A steady oven isn’t a luxury. It’s consistency, safety, and cost control.
What we actually do on a service call
When you call us for “temperature all over the place,” here’s the workflow:
- Watch the swings under load.
I run the oven, log the real internal temperature, and compare it to what the display/controller says. - Check and test relays/contactors.
If the heat output is sticking or lagging, that relay is coming out. - Verify the temp probe.
If the sensor is drifting or jumping, we replace it or recalibrate the readout so it matches reality. - Tune the control (PID/thermostat).
I stabilize how aggressively the unit applies heat so it stops “yo-yo heating.” - Check seal and airflow.
I make sure we’re not chasing a basic gasket leak or a dying fan.

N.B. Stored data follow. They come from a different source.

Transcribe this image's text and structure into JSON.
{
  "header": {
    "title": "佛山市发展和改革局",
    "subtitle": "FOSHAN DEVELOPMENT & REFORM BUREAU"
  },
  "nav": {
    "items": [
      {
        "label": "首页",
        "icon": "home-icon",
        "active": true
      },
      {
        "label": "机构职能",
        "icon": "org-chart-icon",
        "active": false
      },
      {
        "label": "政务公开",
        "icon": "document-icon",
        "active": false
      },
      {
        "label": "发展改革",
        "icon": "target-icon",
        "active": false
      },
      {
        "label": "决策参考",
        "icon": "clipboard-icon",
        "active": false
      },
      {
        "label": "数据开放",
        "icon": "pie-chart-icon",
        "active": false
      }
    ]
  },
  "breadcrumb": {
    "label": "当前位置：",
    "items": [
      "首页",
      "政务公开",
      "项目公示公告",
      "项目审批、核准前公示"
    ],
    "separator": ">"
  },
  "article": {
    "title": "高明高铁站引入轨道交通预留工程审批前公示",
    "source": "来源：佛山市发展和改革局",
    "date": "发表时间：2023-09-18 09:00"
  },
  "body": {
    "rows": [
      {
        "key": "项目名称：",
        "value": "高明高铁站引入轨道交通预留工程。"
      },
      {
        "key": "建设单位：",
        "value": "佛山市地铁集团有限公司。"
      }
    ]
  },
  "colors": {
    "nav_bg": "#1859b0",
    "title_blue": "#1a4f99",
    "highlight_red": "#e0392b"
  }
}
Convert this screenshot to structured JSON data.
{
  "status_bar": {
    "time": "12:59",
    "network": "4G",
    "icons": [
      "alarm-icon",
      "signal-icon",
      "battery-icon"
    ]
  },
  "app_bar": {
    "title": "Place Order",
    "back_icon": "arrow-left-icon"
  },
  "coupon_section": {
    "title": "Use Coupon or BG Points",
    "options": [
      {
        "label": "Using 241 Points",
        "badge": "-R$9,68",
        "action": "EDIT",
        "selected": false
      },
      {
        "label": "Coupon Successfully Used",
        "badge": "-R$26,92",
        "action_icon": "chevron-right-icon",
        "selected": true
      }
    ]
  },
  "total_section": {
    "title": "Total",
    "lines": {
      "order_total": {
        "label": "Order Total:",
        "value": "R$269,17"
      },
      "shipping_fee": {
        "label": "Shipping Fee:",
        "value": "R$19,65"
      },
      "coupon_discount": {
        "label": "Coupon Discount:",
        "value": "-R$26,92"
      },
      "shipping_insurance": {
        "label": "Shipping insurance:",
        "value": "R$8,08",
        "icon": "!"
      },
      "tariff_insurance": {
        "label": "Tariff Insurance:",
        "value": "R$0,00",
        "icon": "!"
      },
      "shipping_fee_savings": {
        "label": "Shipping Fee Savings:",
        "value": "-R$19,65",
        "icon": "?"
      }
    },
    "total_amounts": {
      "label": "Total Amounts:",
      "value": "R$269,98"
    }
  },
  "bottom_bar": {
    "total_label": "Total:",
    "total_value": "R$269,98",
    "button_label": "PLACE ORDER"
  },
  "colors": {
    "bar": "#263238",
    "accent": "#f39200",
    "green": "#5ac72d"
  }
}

After that, the oven should heat normally, hold within a tight window, and stop cooking like a mood swing.
FAQ: Temperature fluctuations in a commercial oven
Why does my oven overshoot set temp by 40–50°F and then drop too low?
Usually it’s a control issue: sticking relays, a bad temperature probe feeding bad data, or aggressive/untuned PID settings that are slamming heat on and off instead of modulating.
Why is one batch perfect and the next batch undercooked?
Because you’re not actually cooking at a stable temperature. The display might say 350°F the whole time, but internally you’re bouncing between “way too hot” and “too cold.”
Can this be fixed without replacing the whole oven?
Most of the time, yes. We stabilize relays, replace/clean/verify the probe, and tune the control logic. Full replacement is usually not step one.
Is it safe to keep using it like this?
From a food safety and consistency standpoint: not really. You’re guessing. And in a commercial kitchen, guessing is how you get refunds and bad reviews.
What do you adjust when you’re done?
We leave you with an oven that ramps predictably to the set temperature, and then holds that temp with small controlled corrections — not 70°F swings.
Final word from a tech
Big temperature swings are not “just how this oven cooks now.” They’re almost always electrical control issues: relays sticking, sensors lying, or tuning that’s way off. When we service it, we stabilize the control chain — relay, probe, PID/thermostat — so the number you set is the number you actually cook at. And once that’s under control, your food gets boring again in the best possible way: same result, every time.